Editorial: Court process should be open

— Confidence in our courts is a vital piece of the Great American Experiment. Our courts foster that confidence when trials are public events, open to anyone with an interest.

Yet, last week, we witnessed something we’ve never seen before: The public was excluded from the jury selection portion of the murder trial of Danny Thomas, who stood accused of murdering Darrell Bone.

The trial, in McDonald County, Mo., (on a change of venue from Newton County, Mo.) was presided over by Judge John LePage.

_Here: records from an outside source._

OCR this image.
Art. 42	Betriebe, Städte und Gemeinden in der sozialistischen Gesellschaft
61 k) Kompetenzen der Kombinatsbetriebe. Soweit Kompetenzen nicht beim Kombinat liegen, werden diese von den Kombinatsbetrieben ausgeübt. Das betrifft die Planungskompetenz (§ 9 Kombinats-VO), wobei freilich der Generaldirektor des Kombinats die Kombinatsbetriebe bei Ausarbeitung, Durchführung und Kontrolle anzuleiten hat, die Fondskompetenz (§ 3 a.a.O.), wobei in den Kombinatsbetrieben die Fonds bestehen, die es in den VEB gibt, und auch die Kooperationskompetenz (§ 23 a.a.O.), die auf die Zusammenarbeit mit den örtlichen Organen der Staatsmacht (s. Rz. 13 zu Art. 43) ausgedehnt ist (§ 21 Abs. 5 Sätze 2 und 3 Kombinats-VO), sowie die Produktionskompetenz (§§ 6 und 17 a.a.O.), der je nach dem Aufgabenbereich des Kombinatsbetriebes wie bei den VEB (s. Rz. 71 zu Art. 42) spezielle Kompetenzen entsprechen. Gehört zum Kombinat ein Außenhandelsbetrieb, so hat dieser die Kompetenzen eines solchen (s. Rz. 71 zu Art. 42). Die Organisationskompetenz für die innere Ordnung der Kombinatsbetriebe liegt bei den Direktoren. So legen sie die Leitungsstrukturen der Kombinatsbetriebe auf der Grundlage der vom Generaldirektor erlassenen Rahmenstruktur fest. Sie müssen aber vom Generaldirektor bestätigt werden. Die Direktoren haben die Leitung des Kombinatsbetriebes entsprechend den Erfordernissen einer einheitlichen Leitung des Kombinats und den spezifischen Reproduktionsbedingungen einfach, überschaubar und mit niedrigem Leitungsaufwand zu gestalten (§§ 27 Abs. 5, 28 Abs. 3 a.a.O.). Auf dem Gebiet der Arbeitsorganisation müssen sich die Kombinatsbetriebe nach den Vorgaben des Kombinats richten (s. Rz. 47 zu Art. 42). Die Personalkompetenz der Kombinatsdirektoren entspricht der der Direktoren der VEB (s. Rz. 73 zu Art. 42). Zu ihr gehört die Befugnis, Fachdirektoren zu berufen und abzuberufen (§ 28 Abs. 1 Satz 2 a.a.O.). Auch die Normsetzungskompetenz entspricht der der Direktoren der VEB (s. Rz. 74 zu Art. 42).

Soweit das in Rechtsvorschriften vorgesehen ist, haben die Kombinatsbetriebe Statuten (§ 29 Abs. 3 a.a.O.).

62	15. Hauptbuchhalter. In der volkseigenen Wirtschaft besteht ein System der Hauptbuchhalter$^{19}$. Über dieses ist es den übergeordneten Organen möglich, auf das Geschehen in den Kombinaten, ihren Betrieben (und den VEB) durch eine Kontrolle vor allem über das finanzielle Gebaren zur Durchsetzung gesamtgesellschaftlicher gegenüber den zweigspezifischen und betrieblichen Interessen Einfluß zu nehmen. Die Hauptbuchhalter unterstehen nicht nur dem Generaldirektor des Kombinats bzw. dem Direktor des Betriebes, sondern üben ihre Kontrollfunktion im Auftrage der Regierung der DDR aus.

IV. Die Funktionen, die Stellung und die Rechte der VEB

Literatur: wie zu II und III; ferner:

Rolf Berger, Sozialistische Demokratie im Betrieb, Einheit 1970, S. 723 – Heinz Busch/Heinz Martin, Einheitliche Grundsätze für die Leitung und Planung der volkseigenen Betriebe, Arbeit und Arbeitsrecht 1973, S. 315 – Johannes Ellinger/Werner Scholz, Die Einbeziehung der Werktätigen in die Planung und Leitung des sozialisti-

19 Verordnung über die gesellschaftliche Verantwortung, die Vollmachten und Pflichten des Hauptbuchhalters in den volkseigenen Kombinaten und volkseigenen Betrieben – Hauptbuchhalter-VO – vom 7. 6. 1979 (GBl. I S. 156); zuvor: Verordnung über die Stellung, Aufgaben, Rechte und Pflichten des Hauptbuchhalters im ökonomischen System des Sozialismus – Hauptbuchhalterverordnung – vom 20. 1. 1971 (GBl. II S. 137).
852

LePage defends his action to clear the courtroom because there were so many people in the jury pool the room could not hold everyone. So, out went family members, community members and the one person who could serve as the proxy eyes and ears for all those people: a newspaper reporter. The reporter offered to sit on the floor, or stand for the duration, or occupy the single unoccupied empty chair. No dice.

The judge kindly noted that he had no problem with us getting a transcript.

The day the trial ended - with Thomas’ conviction of second degree murder and armed criminal action - we found out the price: $612.50.

Judge LePage worried that having family members sitting in close proximity to potential jurors could prove problematic because the potential jurors might overhear conversation, or might feel uncomfortable. We find all those concerns valid, and laud him for wanting to safeguard the process. He succeeded.

But in doing so, he also failed the process by creating a situation in which the fairness of the court comes into question. He did so by excluding the public - especially the family members who have a vestedinterest in seeing the trial unfold. We understand there are portions of trials that must occur outside the jury’s view, and sometimes the public’s view. But those moments are extraordinary. There was nothing extraordinary about jury selection.

Think this is much ado about nothing?

We wonder how the family of Mr. Thomas feels about the jury. Maybe the attorney they were paying to defend him did a terrible job during jury selection, leaving more-qualified people off the jury. But they don’t know because they didn’t get to watch. As we found out, if they want to know what happened they can find out; it’ll just cost them $612.50. That’s a steep price for what they should know for free.

Here’s a more concrete reason: During closing arguments, attorneys referred to things that happened during jury selection. Those not included in the inner circle had no idea what the attorney was talking about.

We’re starting to get the feeling that we don’tneed to worry because the government is handling it. But don’t forget one of the greatest tenets of the United States of America: We the People are the government.

Judge LePage could have taken steps to see that his concerns were addressed while not cutting the public out of the process.

We suggest:

◊Split the jury pool into halves, with one session in the morning, the other in the afternoon. (The judge himself said if there had only been 40 called, he would not have cleared the courtroom.)

◊Move jury selection to a larger location.

◊Open the door to the hallway and let the public eavesdrop.

Yes, all those suggestions mean more work for the public officials involved in the trial. But conducting public business to foster confidence in the system should be worth the extra work.

Public confidence should not come with a price tag to the public. In this case, $612.50.